You should get a file bvh.bin and the sequence of reinsertions should be in reinsertions.txt.

colincornaby commented 6 months ago

I think with that change the serialization would never occur because the freeze happens on this line: auto bvh = bvh::v2::DefaultBuilder<Node>::build(thread_pool, bboxes, centers, config);

Would gathering bvh.bin on medium quality to avoid reinsertion be workable?

madmann91 commented 6 months ago

Ah, right, sorry. It's still possible to add it to the default builder itself, in default_builder.h, line 43, right before the call to the reinsertion optimizer.

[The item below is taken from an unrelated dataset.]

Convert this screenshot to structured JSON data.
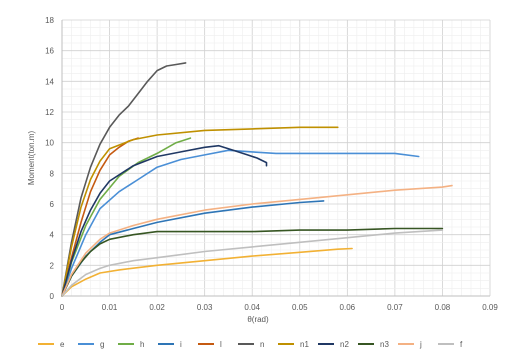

colincornaby commented 6 months ago

Here's a dump of the BVH. The console output of the optimizer was:

colincornaby@Colins-MBP BVH-Issue % ./a.out                           
Found 3693 triangles
**** iteration: 0
2 3
22 23
326 350
182 316
324 326
331 326
216 209
19 16
146 2206
148 2205
2205 148
132 135
**** iteration: 1
2264 2278
2280 2278
2232 2278
2230 2278
2209 2229
2212 2229
2220 2229
2207 2207

bvh.bin.zip

madmann91 commented 6 months ago

It appears your BVH has an incorrect structure. I'm not sure why, but node 2207 should be a left child (it has an odd index), but it appears it is linked by its parent as a right child. Have you made any change to the BVH or is it straight from the builder?

colincornaby commented 6 months ago

The BVH is straight from the builder. However -

While replying to you I did a diff to make sure I had not inadvertently introduced any changes to the BVH construction. I had not - however I had not yet pulled in the commit for #81. Once I pulled in the latest master branch - including that commit, the issue stopped occurring. This includes both in the sample app you provided and our internal tests for our application.

If thats an adequate resolution for you I can close this bug in since it may be linked to #81.

madmann91 commented 6 months ago

Ah, of course, this would have created invalid BVHs! That does indeed explain why it was seemingly random and not happening on my machine. Nice work figuring this one out. I'm closing this. I really don't think it will happen again, but if for some strange reason it does, don't hesitate to re-open.